Mittlerweile hatte sich fast der ganze Stamm dort versammelt und obwohl so viele Menschen anwesend waren, hörte man kaum ein Geräusch. Zu groß war die Angst angesichts der Erinnerung an meine Geburt.
Es dauerte jedoch nicht lange und mein Vater kam aus dem Zelt. In seinen Händen hielt er meinen Bruder und streckte ihn stolz in die Höhe. „Mein Sohn, Suiram!“, rief er mit mächtiger Stimme in die Nacht. Tränen der Freude liefen ihm über die Wangen. Das Volk jubelte und es fand ein Freudenfest statt.
Von diesem Tag an änderte sich sehr viel. Meine Mutter strahlte vor Glück und mein Vater redete und redete, wie er noch nie in seinem Leben geredet hatte.

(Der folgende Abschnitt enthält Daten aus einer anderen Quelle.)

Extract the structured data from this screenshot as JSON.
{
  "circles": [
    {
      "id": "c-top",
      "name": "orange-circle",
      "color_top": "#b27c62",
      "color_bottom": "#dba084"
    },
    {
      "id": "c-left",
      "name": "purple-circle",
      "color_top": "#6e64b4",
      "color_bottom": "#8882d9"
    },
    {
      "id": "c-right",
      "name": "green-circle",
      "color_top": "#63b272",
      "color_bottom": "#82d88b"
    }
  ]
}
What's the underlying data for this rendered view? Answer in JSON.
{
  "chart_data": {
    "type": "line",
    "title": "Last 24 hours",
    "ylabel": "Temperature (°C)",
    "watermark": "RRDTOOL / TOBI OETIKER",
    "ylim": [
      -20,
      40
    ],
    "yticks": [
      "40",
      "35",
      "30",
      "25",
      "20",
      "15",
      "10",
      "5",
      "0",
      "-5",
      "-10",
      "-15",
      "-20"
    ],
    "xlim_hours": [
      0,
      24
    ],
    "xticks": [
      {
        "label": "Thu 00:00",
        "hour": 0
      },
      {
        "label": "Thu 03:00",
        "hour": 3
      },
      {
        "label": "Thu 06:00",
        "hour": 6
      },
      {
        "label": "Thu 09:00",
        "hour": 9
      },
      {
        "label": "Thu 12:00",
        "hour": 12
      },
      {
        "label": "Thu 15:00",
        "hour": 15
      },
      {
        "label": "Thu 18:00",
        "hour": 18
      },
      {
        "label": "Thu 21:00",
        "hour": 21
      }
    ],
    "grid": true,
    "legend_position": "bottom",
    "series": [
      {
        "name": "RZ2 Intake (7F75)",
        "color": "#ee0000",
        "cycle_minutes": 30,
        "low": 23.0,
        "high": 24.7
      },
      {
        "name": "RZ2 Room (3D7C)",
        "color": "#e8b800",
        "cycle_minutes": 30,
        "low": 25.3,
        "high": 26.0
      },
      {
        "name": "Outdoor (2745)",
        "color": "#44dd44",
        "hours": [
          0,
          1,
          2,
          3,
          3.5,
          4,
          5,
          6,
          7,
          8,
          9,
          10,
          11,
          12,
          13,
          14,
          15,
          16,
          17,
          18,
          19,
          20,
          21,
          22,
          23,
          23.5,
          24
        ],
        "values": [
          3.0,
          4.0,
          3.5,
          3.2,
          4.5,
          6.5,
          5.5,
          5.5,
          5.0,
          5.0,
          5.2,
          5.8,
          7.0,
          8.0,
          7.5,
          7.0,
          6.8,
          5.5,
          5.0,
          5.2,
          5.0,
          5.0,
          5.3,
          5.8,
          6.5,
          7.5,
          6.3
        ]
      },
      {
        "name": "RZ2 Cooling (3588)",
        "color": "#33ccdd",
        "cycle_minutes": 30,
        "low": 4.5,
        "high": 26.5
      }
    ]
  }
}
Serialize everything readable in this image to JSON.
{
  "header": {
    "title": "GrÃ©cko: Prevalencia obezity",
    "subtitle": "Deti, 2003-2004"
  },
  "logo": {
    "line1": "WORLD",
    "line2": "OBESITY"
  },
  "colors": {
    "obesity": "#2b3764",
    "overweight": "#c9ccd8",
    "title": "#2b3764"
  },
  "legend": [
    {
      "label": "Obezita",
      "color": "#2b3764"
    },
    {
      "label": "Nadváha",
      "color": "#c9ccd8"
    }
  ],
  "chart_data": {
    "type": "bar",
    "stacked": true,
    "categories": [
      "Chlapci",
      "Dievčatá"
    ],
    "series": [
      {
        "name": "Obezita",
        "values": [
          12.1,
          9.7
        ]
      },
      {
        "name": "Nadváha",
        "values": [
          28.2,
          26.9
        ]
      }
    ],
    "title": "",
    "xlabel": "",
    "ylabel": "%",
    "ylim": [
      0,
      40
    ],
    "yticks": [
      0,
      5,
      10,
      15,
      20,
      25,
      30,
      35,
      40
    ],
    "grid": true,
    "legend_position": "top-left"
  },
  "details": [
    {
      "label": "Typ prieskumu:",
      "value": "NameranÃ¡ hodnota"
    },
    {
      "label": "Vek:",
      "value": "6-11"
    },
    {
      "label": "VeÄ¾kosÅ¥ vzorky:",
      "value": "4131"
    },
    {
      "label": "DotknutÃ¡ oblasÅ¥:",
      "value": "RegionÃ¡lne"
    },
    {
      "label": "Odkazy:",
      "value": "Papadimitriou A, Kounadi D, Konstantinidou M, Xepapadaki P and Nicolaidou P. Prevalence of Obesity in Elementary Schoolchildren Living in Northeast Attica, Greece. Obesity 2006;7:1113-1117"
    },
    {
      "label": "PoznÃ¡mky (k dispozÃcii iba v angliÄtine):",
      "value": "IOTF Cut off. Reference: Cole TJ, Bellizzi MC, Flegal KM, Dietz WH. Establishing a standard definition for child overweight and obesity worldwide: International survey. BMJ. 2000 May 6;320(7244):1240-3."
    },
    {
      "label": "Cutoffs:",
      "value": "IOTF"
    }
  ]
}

Ich dachte jetzt, da ich einen Bruder hatte und meine Eltern so glücklich waren, würden sie mich auch wieder in ihr Zelt holen. Denn schon zu lange hatte ich in Eiramsors Zelt geschlafen, zu oft lag ich in ihren Armen. Und doch sehnte ich mich so sehr nach der Liebe meiner Eltern.
„Du wolltest dich doch mehr um deinen Sohn kümmern“, sagte Eiramsor, nicht ohne einen Vorwurf in ihrer Stimme, zwei Monde nach der Geburt zu meiner Mutter.

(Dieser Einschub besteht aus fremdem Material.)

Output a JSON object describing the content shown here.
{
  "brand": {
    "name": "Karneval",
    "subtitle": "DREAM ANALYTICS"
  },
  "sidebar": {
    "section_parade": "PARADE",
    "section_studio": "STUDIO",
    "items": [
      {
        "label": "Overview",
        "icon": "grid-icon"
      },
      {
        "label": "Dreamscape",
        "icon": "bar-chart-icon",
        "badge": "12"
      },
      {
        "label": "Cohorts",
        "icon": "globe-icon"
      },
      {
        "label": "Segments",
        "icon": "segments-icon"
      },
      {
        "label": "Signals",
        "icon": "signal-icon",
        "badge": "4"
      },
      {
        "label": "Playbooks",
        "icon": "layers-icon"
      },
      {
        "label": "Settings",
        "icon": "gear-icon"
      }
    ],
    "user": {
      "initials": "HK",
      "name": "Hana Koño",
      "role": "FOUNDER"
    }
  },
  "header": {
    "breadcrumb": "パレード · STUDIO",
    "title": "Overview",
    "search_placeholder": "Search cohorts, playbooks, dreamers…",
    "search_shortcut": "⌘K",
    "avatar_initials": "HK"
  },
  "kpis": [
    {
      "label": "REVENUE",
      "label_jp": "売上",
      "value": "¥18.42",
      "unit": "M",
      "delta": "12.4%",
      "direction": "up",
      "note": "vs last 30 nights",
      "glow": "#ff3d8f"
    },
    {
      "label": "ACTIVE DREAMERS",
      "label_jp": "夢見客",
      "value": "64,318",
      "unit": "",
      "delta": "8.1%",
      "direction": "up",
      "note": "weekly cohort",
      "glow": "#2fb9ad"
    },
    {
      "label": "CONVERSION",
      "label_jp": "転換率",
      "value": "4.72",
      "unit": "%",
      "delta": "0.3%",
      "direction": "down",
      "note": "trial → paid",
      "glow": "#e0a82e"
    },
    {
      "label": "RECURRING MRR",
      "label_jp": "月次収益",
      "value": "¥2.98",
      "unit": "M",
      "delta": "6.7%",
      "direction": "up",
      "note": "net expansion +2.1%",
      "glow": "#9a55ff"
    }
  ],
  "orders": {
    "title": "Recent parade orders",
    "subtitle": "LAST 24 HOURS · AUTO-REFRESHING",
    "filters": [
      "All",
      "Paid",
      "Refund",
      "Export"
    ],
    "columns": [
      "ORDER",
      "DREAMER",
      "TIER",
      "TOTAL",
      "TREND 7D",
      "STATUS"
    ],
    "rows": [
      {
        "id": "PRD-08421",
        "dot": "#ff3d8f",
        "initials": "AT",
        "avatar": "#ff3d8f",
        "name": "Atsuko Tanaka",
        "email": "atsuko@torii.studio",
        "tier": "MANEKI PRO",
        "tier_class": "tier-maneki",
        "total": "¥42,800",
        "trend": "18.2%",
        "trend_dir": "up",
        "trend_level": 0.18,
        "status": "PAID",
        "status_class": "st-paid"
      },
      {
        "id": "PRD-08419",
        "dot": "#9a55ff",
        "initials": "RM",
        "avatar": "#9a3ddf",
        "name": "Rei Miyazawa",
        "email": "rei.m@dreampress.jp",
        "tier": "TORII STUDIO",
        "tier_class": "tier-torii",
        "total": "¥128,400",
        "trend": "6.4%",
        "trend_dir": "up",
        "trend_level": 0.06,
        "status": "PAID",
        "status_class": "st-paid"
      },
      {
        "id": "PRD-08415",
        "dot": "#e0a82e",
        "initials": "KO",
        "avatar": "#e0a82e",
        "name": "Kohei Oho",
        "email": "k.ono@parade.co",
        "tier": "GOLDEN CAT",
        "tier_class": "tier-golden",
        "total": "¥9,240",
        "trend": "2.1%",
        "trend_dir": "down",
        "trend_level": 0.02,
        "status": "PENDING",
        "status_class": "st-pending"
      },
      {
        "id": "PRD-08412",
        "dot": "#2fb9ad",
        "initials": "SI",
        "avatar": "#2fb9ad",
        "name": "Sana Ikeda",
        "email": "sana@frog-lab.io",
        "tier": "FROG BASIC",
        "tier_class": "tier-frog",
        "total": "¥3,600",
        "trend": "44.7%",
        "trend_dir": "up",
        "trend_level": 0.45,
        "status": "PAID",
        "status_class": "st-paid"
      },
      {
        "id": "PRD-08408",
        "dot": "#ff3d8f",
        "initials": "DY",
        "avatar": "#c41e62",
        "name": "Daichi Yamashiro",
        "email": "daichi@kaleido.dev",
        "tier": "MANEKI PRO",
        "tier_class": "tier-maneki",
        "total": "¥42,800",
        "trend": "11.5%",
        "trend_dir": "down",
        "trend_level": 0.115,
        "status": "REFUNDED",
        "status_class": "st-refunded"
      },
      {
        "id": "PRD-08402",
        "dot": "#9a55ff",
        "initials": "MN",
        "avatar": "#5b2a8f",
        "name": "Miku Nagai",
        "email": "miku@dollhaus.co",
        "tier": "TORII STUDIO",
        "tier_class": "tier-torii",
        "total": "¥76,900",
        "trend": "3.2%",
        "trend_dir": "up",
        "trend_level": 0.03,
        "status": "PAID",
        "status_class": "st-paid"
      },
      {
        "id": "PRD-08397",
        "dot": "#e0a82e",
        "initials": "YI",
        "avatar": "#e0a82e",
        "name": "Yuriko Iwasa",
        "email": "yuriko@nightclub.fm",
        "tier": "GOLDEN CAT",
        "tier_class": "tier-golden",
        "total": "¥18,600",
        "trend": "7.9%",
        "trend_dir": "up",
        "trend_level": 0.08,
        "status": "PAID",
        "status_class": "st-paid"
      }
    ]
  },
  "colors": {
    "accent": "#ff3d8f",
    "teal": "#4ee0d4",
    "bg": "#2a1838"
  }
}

„Und ich sagte, das werde ich“, antwortete diese, ohne ihren glücklich strahlenden Blick von meinem Bruder zu nehmen.
Die Zeit verging und ich verbrachte keine Zeit mehr mit meiner Familie. Flaro wurde zu meinem Bruder und Eiramsor zu meiner Mutter.
Einen Sommer später, es war mein siebter Sommer, kam ich zu den Männern, um einer von ihnen zu werden. Zu einem Jäger.
„Bleib unten“, flüsterte ich zu Flaro. „Bleib bloß unten!“ Flaro zitterte vor Angst am ganzen Körper und er wäre am liebsten aufgestanden und weggelaufen.
„Nein, bleib liegen, sie ziehen an uns vorbei“, sagte ich beruhigend zu ihm, doch die Angst wich nicht aus seinem Gesicht. Ich schlich mich näher zu ihm und hielt seine Hand.